Y no tiene por qué, pienso. Lo pienso una y otra vez, y es verdad. Ella lo dejó, por fin. Demasiado tarde: tenía ya cinco o seis criaturas de su sangre, cinco o seis pobrecillos infelices que habían crecido viendo a su madre sufrir palizas, insultos, humillaciones. Todo del otro. El otro, que llegaba ciego como una cuba, hasta el culo de mierda y de noche infecta, y la ponía de puta y le pegaba y la echaba de casa. Y allá salía ella con todas sus criaturas detrás, con la más pequeña aún mamándole de la teta, los demás en fila india siguiéndola como patitos recién nacidos detrás de su madre. Huyendo entre sombras del otro. De ese otro que ahora, tantos años después, solo y abandonado como el perro que es, agoniza hecho un guiñapo en un camastro que ella le mantiene limpio, aseado, pulcro, en una palabra: humano. Tiene cojones. Lo que es la vida.

Un día le pregunté, recuerdo. Le dije por qué. ¿Por qué lo haces? Ella se me quedó mirando y se sonrió, con esa sonrisa suya torcida, tan bonita, que parece una afirmación y sin duda lo es: su afirmación íntima y personal, innegociable, en este mundo. ¿Y qué voy a hacer, hijo, si no tiene a nadie? me respondió, y salió silbando una coplilla de la tienda, con esa alegría con que siempre va por todas partes, contoneándose todavía con esa coquetería de las mujeres valientes y felices, seguras, altivas, amables. Y recuerdo que yo pensé, tras un rato mirando al vacío, rumiando su contestación: pues claro, si lo ha elegido ella. Pues claro que sí.

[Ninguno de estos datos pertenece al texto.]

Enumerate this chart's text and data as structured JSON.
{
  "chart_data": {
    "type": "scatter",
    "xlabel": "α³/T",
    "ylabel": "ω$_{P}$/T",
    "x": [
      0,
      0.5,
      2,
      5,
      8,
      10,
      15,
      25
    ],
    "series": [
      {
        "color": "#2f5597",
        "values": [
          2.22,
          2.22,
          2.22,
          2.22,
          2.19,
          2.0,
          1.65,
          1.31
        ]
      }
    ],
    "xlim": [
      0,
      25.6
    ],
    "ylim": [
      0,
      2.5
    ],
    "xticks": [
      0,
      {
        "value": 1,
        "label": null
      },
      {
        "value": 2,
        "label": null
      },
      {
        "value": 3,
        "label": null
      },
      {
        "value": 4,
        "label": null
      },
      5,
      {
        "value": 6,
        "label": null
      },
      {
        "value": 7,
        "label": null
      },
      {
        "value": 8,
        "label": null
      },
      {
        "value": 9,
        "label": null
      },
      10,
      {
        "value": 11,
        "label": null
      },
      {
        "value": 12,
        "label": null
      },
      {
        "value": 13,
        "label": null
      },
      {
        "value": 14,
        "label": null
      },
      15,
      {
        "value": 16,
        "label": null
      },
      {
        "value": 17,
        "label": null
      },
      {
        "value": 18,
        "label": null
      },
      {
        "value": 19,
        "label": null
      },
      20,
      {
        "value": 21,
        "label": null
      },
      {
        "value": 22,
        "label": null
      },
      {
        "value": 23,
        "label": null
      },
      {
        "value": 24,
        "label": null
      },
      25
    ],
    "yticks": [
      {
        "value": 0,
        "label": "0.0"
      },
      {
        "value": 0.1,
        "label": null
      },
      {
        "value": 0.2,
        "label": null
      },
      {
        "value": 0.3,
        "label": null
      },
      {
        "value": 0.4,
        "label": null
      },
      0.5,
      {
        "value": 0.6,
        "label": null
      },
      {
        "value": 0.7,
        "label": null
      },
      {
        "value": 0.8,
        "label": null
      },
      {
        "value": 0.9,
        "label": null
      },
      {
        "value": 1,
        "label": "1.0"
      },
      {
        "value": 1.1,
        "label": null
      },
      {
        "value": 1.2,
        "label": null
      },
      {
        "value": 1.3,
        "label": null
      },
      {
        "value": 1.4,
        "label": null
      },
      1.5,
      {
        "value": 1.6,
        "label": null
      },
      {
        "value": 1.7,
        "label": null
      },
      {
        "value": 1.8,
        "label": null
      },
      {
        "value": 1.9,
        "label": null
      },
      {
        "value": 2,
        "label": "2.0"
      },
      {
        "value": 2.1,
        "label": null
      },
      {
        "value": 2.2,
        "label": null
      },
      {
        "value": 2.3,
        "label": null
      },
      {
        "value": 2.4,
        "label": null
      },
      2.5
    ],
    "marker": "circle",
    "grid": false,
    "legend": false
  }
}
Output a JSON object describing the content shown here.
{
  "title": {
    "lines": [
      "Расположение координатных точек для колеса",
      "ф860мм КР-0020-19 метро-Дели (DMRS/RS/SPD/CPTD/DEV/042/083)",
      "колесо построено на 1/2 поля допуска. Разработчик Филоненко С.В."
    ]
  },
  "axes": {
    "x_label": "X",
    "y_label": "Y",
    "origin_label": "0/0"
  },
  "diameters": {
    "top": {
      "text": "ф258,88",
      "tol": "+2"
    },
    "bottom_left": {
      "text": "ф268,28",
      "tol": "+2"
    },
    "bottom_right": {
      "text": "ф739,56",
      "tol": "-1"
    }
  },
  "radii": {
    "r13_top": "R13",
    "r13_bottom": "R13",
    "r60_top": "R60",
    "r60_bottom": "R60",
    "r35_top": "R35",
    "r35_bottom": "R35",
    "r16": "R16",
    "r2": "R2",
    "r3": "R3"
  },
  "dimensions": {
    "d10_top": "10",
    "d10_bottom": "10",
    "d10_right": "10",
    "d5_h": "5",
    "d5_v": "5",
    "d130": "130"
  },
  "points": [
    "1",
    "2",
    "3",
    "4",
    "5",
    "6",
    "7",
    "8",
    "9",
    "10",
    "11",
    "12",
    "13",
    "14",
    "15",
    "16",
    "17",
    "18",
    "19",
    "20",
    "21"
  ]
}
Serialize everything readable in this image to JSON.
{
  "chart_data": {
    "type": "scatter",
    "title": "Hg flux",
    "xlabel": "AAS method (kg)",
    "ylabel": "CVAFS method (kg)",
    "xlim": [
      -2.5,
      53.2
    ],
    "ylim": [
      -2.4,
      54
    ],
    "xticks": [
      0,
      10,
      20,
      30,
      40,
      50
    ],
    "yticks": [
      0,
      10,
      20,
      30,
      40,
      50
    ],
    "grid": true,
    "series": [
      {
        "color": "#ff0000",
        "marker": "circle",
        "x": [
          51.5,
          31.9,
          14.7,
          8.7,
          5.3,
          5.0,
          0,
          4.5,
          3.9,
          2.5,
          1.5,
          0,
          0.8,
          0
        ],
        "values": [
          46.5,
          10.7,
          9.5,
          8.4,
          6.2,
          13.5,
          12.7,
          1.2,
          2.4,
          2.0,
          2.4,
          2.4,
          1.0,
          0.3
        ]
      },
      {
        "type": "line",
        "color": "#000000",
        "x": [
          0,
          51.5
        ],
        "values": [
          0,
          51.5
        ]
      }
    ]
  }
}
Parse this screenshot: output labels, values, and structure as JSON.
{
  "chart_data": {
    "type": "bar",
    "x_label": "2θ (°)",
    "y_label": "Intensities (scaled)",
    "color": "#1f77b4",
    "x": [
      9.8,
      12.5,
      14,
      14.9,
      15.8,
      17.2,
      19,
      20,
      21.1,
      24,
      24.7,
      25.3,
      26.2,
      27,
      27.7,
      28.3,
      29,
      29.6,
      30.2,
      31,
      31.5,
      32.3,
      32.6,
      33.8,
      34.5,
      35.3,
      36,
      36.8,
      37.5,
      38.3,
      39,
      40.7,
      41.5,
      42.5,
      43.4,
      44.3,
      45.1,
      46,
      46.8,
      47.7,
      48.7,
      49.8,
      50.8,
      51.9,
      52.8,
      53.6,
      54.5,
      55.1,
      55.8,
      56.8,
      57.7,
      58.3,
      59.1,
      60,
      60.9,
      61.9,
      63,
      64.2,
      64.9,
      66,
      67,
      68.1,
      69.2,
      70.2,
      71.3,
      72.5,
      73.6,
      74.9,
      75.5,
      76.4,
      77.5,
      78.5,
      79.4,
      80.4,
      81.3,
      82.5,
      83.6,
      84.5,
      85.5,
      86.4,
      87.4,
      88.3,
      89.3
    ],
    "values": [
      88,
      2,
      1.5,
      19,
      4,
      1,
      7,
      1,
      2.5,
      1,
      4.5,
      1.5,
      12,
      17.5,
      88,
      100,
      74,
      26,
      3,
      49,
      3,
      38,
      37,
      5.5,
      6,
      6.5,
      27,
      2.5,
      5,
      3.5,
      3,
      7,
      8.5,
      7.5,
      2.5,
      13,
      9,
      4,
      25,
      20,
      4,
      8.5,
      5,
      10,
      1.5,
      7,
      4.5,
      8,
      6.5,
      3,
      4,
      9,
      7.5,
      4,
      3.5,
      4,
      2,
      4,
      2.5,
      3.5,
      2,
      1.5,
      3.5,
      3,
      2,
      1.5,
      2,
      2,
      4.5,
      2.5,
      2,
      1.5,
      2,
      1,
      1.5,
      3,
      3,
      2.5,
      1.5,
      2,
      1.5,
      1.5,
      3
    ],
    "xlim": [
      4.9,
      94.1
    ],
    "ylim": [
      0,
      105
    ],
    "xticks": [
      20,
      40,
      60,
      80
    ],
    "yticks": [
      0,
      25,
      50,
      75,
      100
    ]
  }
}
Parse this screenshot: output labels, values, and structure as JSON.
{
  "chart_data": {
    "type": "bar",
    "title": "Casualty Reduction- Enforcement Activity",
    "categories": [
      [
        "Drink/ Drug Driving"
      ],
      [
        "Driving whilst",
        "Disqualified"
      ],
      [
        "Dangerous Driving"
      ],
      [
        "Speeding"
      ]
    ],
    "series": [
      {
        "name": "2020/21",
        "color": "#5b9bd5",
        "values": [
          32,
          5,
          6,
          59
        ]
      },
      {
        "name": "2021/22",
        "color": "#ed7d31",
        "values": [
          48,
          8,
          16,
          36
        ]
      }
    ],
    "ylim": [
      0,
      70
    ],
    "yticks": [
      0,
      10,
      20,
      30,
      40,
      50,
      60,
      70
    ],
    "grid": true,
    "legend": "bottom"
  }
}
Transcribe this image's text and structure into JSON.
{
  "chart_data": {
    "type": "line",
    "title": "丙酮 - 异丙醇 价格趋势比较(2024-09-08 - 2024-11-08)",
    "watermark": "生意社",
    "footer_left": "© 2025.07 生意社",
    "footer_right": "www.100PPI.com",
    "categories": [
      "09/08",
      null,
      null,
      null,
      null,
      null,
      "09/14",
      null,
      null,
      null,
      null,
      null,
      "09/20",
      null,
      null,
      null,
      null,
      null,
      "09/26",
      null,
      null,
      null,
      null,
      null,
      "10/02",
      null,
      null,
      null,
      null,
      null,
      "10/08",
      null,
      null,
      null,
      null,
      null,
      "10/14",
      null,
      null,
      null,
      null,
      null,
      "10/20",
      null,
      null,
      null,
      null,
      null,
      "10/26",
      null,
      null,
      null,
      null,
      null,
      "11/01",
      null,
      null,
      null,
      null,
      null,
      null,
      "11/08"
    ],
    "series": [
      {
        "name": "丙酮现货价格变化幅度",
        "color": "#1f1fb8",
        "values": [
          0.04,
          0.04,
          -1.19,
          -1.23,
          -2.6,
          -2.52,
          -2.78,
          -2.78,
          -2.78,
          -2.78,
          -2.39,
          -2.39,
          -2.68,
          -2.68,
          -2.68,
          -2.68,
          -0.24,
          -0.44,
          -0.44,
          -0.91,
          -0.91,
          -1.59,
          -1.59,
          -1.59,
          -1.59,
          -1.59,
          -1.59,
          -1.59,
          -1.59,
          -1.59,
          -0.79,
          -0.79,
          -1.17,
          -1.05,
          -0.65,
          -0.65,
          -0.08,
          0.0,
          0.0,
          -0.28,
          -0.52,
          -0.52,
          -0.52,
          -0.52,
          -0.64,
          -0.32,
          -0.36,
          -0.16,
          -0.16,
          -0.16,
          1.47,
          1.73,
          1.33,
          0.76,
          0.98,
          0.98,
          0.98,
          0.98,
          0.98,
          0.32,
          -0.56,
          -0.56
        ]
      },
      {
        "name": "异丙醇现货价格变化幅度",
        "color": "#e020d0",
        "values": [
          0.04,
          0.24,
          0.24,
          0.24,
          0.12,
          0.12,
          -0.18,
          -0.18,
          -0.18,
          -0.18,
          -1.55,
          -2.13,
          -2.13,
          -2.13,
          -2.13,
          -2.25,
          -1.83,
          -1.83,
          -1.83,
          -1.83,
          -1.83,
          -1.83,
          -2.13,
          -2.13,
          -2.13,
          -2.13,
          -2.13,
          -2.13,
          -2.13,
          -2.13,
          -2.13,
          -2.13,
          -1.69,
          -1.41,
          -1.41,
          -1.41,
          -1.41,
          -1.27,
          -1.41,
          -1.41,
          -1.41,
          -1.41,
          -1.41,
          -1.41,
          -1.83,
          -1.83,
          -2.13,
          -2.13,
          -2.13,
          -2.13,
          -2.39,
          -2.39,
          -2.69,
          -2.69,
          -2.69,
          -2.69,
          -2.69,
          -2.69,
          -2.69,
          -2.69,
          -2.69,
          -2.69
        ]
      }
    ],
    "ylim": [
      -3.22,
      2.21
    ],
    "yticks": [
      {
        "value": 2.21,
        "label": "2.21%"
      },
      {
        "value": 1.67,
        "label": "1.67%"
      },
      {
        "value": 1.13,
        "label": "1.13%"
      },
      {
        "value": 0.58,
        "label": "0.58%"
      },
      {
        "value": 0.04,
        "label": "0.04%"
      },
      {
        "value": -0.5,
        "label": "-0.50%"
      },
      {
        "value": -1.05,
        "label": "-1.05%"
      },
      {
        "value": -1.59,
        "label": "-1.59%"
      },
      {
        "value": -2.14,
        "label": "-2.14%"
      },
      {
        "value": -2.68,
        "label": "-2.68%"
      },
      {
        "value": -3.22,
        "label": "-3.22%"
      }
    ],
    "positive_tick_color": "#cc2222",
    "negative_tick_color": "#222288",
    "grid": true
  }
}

Esa mujer que ahora recoge el paquete que le tiendo con el cuarto de caña de lomo para ese otro detestable e infeliz, es una mujer capaz de parir un linaje de reyes, de conquistadores, de guerreros. Ella misma lo es, es todo eso. Ha conquistado su propia vida: cuando empezaba a tenerla, apenas una niña, el otro se la quitó. Y durante años vivió siendo un espectro, pálida, atrapada, cautiva de una pesadilla sangrienta que casi la mata. Sobrevivió. Ganó. Cuidarlo a él, al otro, años después de que la repudiara, años después de conseguir olvidarlo, de huir de su presencia oscura y criminal, cuidarlo a él y alimentarlo con la paciencia de las madres, ofrecerle una dulzura y una amabilidad que no se merece y que nadie más le va a dar en su última hora, es, ahora lo comprendo bien, la gran victoria de su vida: el triunfo absoluto de su bondad. De la bondad. Por que ella, pienso mientras la veo alejarse, debe ser la prueba de que Dios existe, y no es mentira.